FOR SIX YEARS they lived abroad. He survived the heart attack he had only a few weeks after leaving Newfoundland. Four years later, one day after returning to Alberta after his first visit back to Newfoundland, he had a stroke.

They came back. Perhaps he had planned to do so all along, hoping that he would return to find the place as profoundly transformed as he had the first time he returned to it in 1949.
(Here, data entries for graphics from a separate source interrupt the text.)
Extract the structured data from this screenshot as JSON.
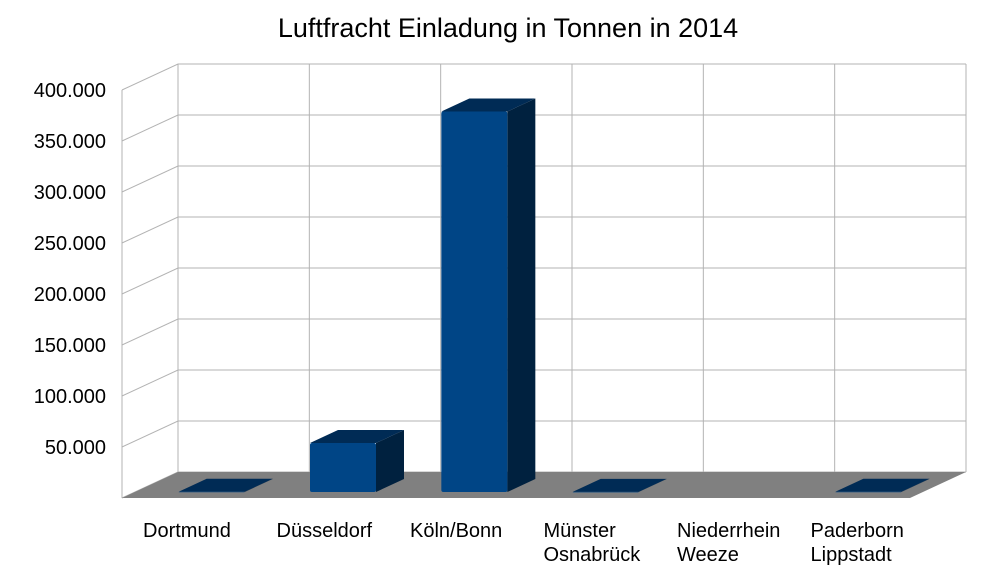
{
  "chart_data": {
    "type": "bar",
    "title": "Luftfracht Einladung in Tonnen in 2014",
    "xlabel": "",
    "ylabel": "",
    "categories": [
      [
        "Dortmund"
      ],
      [
        "Düsseldorf"
      ],
      [
        "Köln/Bonn"
      ],
      [
        "Münster",
        "Osnabrück"
      ],
      [
        "Niederrhein",
        "Weeze"
      ],
      [
        "Paderborn",
        "Lippstadt"
      ]
    ],
    "series": [
      {
        "values": [
          200,
          48000,
          373000,
          150,
          0,
          200
        ],
        "color": "#004586"
      }
    ],
    "ylim": [
      0,
      400000
    ],
    "yticks": [
      "50.000",
      "100.000",
      "150.000",
      "200.000",
      "250.000",
      "300.000",
      "350.000",
      "400.000"
    ],
    "ytick_values": [
      50000,
      100000,
      150000,
      200000,
      250000,
      300000,
      350000,
      400000
    ],
    "grid": true,
    "three_d": true,
    "floor_color": "#808080",
    "legend": "none"
  }
}
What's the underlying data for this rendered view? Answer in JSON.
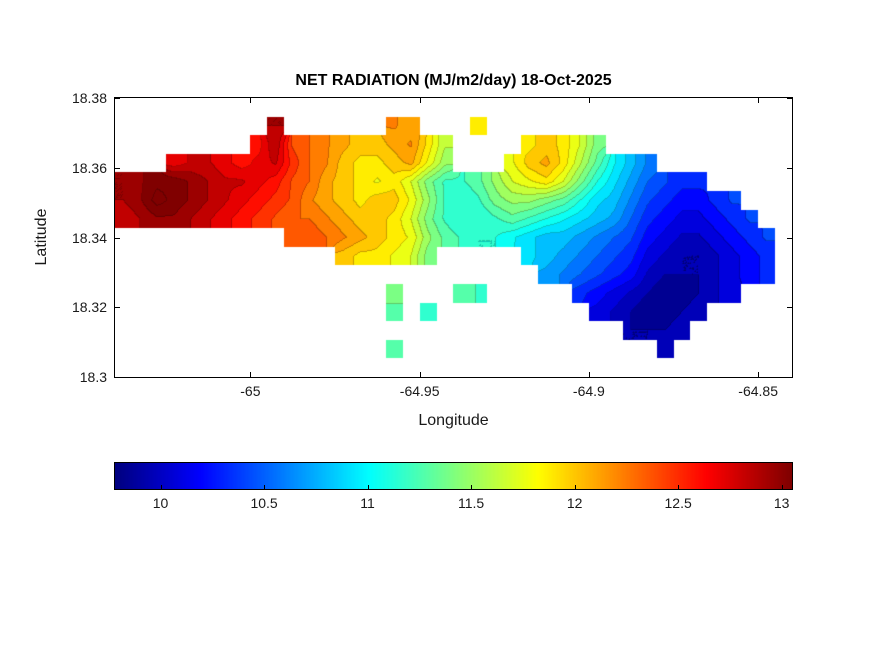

I flew home so I could be there to meet them when their plane touched down. When you turn the corner into the short corridor that leads to the terminal at the airport in St. John’s, you find yourself face to face with a throng of people gawking eagerly as if they have gathered to welcome home a local hero fresh from some triumph on the mainland.

I have never felt more left out, more self-consciously alone than when I’ve arrived at that airport with no one there to meet me. I was anxious that my father not feel that way, that there be among that crowd as he turned the corner as many familiar faces as possible.

He came down the tunnel holding my mother’s arm, while a flight attendant whose help he swore he did not need walked gingerly beside him. Many other relatives and friends were there, but the sight of me unsettled him. He looked as if he wondered if some stroke-induced forgetfulness had made him lose track of where I lived.

“You’re home again,” I said.

“Home again,” he said, smiling sheepishly as if he had been caught in some bit of foolishness. “You’re home again, too.”

“I just wanted to see the look on your face,” I said. “I’m just here for a few days.” We hugged. He seemed to have grown even shorter. I could have rested my chin on his head.

He looked around the small terminal, shaking his head in wonder, disbelief, dismay. Time, this time, had had no effect except on him. The past, neither by his leaving nor his coming back, had been undone.

But he had survived, he had seen through to its conclusion some inscrutable necessity.